The biggest Vat in Luang Prabang
But there are many more of the smaller ones
Inside a temple
On this day, we decided to hike up the Mount Phousi, that is a big hill in the middle of the town with a temple on top. From here you can get a nice 360 degree view of Luang Prabang.
View from the hill in the middle of the town
Enjoying the views Mount Phousi
As the sun starts to set, you can hire a boat to see the sunset from the river, but we were too lazy (read: cheap) for that, so we just opted to walk to the river front and enjoy the sunset from there.
Sunset by the river in Luang Prabang
After sunset, the night market begins to come alive, as they close the main road with fences, and the markets stalls start to pop up like mushrooms in a rain. I mean that quite literally, on the rainy season it will rain, so all the market stalls have a marquis covering them. We walked around the market for a while, people buying random things. I got an excellent deal on some local alcohol.
Paintings for sale at the night market
Lanterns at the night market
I bought some local alchohol
After that we headed to the Night Market Food alley, which is a small side alley from the main road. And the cheapest place to eat in the evening. Here you have plenty of places selling buffet dinners for 10.000 Kips (about dollar and a half), for which you can choose from various noodles, vegetable dishes, spring rolls, and such; and you can take as much as you can fit on your plate. You can also buy various barbeques that are on offer.

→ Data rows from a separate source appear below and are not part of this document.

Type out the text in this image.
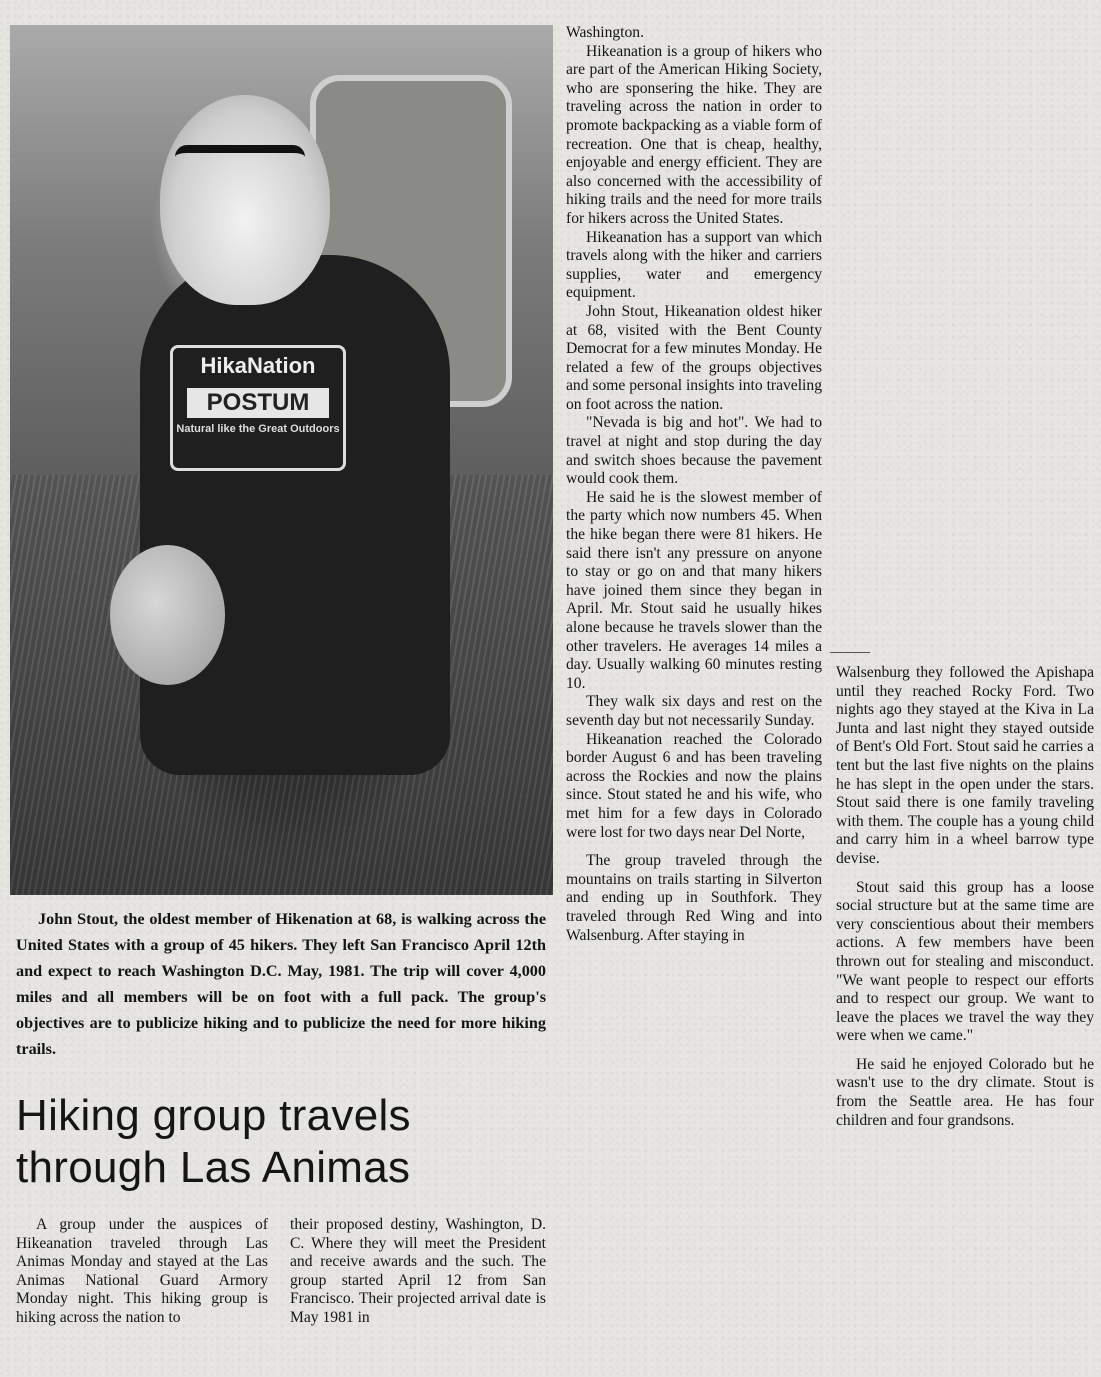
HikaNation
POSTUM
Natural like the Great Outdoors

John Stout, the oldest member of Hikenation at 68, is walking across the United States with a group of 45 hikers. They left San Francisco April 12th and expect to reach Washington D.C. May, 1981. The trip will cover 4,000 miles and all members will be on foot with a full pack. The group's objectives are to publicize hiking and to publicize the need for more hiking trails.

Hiking group travels through Las Animas

A group under the auspices of Hikeanation traveled through Las Animas Monday and stayed at the Las Animas National Guard Armory Monday night. This hiking group is hiking across the nation to

their proposed destiny, Washington, D. C. Where they will meet the President and receive awards and the such. The group started April 12 from San Francisco. Their projected arrival date is May 1981 in

Washington.

Hikeanation is a group of hikers who are part of the American Hiking Society, who are sponsering the hike. They are traveling across the nation in order to promote backpacking as a viable form of recreation. One that is cheap, healthy, enjoyable and energy efficient. They are also concerned with the accessibility of hiking trails and the need for more trails for hikers across the United States.

Hikeanation has a support van which travels along with the hiker and carriers supplies, water and emergency equipment.

John Stout, Hikeanation oldest hiker at 68, visited with the Bent County Democrat for a few minutes Monday. He related a few of the groups objectives and some personal insights into traveling on foot across the nation.

"Nevada is big and hot". We had to travel at night and stop during the day and switch shoes because the pavement would cook them.

He said he is the slowest member of the party which now numbers 45. When the hike began there were 81 hikers. He said there isn't any pressure on anyone to stay or go on and that many hikers have joined them since they began in April. Mr. Stout said he usually hikes alone because he travels slower than the other travelers. He averages 14 miles a day. Usually walking 60 minutes resting 10.

They walk six days and rest on the seventh day but not necessarily Sunday.

Hikeanation reached the Colorado border August 6 and has been traveling across the Rockies and now the plains since. Stout stated he and his wife, who met him for a few days in Colorado were lost for two days near Del Norte,

The group traveled through the mountains on trails starting in Silverton and ending up in Southfork. They traveled through Red Wing and into Walsenburg. After staying in

Walsenburg they followed the Apishapa until they reached Rocky Ford. Two nights ago they stayed at the Kiva in La Junta and last night they stayed outside of Bent's Old Fort. Stout said he carries a tent but the last five nights on the plains he has slept in the open under the stars. Stout said there is one family traveling with them. The couple has a young child and carry him in a wheel barrow type devise.

Stout said this group has a loose social structure but at the same time are very conscientious about their members actions. A few members have been thrown out for stealing and misconduct. "We want people to respect our efforts and to respect our group. We want to leave the places we travel the way they were when we came."

He said he enjoyed Colorado but he wasn't use to the dry climate. Stout is from the Seattle area. He has four children and four grandsons.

The Lunch buffet we usually ate at
You can also get plenty of different barbecues at the food alley
For dessert you can pick from various small stalls on the alley.
Some kind of fried rice pudding, really good
After dinner it was time to hit the bars on the other side of Mount Phousi . However you shouldn’t except a raving nightlife here. It’s chilled out and all the places close at 11pm; no seriously they do! After this we got a tuk-tuk to the famous bowling alley, we had already heard so much about. By this time our group had grown to eight people, so we managed to negotiate a good deal with the tuk-tuk driver.
As we drove away from the town, we were getting a little suspicious as the town changed into a jungle and the road changed to bumpy dirt road. But in the end we pulled up on a huge industrial building, which we then entered and were shocked to find ourselves standing in a properly lit, huge western bowling alley. It didn’t feel like we were in a Laos anymore. It was like we had transported to Europe or somewhere.
Bowling, the only thing that's open after 11pm
So we opted to have a lane for ourselves with some beers. I hadn’t bowled for a while, but thankfully so hadn’t nobody else either, so we had a blast.
After the bowling alley closed at 2 am in the morning we finally headed back to the town. Still insistent on continuing the night, we set up on table on a terrace of a closed restaurant. We managed to buy some beers from a nearby house that had some lights on and an open door. This is what you will have to do if you want to drink late in Luang Prabang.
Monk shading himself from the sun
And that is a fairly typical day in Luang Prabang.